Minister for Agriculture, Food and the Marine Michael Creed
After the leadership heave in Fine Gael in 2010, Michael Creed was on the losing side. He had been formerly close to Enda Kenny. Afterwards his political ambitions were encased in permafrost.
His appointment as Minister for Agriculture was one of Kenny’s few big surprises, though Creed has a pedigree and background in the subject. Yet, he had been a long time in the wilderness and it was a big vault to reach the heights of Cabinet.
So far, he has kept a low profile, as he gone about finding his ministerial feet. In Brussels, he has lobbied for struggling dairy farmers, while he has also called on the banks to be more flexible towards them.
Agriculture is an efficient department, so he will benefit from that, but Brexit is going to be a massive headache for him. He has set up a special Brexit unit and is meeting the major players. He will need to be prominent in the months ahead.
He has adopted his predecessor Simon Coveney’s stance on climate change. Yes, we want to reduce emissions, but we do not want to cut agricultural production. Indeed, we want to increase it. The goals contradict.
It is too early to say how he will do on the Marine side.
Minister of State for Defence Paul Kehoe
The Wexford TD, one of Kenny’s most loyal lieutenants, has long coveted a senior ministry. Now, he has almost got one. He is a super junior, with a seat at the Cabinet table and full responsibility for Defence.
Independents are a little iffy about his inclusion in Government, since his portfolio is not a full one and traditionally was part of a larger brief. Nevertheless, he arrives into the department at a good time: the recruitment ban was lifted early to keep the ranks young.
Extra money is sanctioned to buy new kit for the Army, Naval Service and Air Corps, including a new ship and state-of-the-art armoured trucks.

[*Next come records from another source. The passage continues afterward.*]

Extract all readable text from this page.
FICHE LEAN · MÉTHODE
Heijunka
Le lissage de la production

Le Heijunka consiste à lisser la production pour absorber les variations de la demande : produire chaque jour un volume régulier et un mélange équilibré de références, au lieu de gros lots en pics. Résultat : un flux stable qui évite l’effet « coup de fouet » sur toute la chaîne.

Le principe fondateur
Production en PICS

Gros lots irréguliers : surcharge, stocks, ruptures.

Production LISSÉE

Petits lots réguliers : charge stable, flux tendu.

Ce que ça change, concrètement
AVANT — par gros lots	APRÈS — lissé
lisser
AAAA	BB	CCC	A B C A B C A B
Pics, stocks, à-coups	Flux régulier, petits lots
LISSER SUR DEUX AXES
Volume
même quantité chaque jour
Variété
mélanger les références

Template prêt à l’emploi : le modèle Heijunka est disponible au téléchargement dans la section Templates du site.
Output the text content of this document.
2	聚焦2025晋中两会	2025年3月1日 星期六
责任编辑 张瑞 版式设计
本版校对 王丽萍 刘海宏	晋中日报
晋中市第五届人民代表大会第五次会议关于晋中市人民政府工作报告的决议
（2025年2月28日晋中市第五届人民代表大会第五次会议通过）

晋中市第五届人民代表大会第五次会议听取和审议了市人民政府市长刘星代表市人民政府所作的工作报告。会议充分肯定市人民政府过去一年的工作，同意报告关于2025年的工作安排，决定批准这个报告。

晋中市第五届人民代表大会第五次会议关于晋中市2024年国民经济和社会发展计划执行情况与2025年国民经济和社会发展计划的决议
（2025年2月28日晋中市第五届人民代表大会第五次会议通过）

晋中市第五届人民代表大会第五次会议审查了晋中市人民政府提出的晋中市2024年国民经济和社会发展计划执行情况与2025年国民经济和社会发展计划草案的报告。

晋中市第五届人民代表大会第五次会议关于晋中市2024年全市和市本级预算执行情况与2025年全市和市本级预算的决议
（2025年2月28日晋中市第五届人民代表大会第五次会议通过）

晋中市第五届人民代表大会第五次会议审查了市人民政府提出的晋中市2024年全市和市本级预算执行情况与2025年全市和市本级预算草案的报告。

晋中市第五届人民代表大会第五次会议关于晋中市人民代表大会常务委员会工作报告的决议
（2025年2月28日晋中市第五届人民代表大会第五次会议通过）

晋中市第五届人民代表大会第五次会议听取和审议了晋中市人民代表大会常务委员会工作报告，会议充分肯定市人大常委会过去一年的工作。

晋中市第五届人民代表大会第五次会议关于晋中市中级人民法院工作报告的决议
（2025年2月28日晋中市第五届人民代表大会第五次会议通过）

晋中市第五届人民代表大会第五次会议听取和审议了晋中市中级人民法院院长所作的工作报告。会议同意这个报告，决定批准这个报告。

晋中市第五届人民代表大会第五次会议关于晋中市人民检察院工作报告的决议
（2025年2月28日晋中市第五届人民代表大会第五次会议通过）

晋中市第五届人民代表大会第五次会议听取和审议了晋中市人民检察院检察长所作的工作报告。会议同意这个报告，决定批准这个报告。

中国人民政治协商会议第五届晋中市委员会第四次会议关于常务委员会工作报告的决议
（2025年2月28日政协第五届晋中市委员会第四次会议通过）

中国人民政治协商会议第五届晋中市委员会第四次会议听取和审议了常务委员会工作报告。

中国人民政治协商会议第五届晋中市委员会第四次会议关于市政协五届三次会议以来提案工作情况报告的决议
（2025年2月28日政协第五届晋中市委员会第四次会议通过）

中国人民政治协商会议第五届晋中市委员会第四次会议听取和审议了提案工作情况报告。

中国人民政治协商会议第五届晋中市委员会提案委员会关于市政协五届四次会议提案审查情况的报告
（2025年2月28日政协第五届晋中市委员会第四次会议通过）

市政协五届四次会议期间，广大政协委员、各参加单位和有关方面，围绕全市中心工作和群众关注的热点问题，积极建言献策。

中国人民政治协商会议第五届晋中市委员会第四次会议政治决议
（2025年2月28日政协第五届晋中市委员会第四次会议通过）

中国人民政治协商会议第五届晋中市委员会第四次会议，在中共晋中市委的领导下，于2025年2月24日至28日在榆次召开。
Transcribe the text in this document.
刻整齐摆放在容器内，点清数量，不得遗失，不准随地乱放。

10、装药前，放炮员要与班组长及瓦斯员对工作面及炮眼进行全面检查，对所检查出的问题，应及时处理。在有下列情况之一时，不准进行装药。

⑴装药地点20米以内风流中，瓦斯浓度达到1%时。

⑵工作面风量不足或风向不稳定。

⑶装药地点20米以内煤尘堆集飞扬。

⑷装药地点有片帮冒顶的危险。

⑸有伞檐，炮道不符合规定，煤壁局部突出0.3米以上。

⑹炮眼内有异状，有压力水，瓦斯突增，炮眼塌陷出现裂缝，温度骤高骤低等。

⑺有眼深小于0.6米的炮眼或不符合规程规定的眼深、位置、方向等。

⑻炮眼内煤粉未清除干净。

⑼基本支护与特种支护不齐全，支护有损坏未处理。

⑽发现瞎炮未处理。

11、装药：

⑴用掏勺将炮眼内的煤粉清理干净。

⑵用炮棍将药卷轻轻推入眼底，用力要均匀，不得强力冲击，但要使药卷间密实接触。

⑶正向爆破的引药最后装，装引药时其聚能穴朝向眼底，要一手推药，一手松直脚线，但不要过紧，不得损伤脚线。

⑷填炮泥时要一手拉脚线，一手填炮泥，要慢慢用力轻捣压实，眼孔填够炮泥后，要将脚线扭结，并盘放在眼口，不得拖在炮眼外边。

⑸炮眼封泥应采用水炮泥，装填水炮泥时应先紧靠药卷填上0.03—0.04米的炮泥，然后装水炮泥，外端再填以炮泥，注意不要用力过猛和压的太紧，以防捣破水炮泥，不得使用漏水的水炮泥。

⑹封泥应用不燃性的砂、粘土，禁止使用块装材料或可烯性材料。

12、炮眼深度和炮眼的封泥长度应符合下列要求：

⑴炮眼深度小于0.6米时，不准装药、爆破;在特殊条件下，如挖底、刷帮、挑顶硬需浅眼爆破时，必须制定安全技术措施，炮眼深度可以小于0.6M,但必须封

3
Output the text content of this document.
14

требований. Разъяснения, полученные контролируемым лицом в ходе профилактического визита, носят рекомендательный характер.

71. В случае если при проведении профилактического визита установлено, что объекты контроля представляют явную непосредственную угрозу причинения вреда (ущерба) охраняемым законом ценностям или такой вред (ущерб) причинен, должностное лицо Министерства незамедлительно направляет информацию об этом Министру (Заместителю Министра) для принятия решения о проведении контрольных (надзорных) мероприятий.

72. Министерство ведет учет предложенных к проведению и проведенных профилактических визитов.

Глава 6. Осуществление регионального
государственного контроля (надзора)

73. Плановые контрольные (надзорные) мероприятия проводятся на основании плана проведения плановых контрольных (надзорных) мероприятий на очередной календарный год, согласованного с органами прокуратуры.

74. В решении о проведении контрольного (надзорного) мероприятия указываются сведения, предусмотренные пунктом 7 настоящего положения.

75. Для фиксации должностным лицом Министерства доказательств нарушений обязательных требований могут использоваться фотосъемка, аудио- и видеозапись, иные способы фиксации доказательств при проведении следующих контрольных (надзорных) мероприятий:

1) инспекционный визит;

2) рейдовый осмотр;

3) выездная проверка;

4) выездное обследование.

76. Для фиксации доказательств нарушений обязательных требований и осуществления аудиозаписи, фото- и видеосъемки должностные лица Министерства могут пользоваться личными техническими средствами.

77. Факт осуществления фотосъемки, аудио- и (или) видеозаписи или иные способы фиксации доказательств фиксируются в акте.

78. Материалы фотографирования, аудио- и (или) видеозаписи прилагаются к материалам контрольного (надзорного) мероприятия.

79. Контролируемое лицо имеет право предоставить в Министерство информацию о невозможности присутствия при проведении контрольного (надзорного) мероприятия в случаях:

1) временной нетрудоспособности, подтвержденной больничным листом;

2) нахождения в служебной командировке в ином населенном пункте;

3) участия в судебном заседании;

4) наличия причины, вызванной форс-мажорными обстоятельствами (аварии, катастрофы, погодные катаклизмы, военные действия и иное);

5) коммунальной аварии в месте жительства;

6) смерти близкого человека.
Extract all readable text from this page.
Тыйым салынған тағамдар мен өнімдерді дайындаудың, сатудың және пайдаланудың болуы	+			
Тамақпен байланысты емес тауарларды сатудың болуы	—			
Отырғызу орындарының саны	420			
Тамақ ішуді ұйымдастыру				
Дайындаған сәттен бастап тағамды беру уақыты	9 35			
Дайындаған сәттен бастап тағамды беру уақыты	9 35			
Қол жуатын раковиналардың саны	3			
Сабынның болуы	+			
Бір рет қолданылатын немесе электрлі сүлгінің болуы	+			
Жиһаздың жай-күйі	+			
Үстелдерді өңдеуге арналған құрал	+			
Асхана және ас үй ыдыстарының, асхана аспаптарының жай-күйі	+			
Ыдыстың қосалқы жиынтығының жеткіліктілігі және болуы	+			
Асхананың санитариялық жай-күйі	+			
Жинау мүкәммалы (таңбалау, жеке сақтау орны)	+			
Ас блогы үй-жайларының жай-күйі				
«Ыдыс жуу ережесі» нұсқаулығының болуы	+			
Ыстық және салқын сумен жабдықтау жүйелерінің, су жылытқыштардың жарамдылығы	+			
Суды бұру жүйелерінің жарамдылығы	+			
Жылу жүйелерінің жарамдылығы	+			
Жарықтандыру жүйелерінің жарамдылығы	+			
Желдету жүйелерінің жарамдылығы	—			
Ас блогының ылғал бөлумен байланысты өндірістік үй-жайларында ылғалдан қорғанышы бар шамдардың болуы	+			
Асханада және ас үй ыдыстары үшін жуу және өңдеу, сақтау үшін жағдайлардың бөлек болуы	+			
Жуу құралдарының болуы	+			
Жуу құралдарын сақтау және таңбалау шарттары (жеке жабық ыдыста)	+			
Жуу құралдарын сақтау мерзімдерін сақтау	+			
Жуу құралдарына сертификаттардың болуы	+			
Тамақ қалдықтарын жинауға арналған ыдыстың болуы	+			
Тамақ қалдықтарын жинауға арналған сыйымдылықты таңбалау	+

Part of his challenge is how he will react to situations thrown up by the Defence Forces’ overseas duties – including the Golan Heights in Syria and the Naval Service’s humanitarian mission in the Mediterranean.
Minister for Public Expenditure Paschal Donohoe
Three years ago Paschal Donohoe was a backbench TD. Since then, like Simon Harris, he has been fast-tracked to the top and is now being talked about as an outside possibility as a future leader and a real possibility as the next minister for finance.
His rise is based mostly on competence but also on loyalty to Enda Kenny. His interview delivery may be sing-song, but he has proven to be a tough cookie as a Minister. Claims advanced without evidence end up being rejected.
Policy-driven, he was comfortable in Transport, involved in a big capital spending plan, along with overseeing the Luas upgrade. In his new portfolio, he takes over Brendan Howlin’s responsibilities.
Deeply involved in the Simon Coveney’s housing plan, he is working also on a €4 billion spend on housing, transport, broadband, education and flood defences over four years.
He has also kick-started the work to establish the successor to the Lansdowne Road pay agreement, along with another forum for non-pay squabbles.
Meanwhile, he has worked on less showy stuff –public service reform, better value State procurement, while he has also signed the enforcement provisions of the lobbying legislation.
His first big test will be the October budget, where he will share the limelight with Michael Noonan.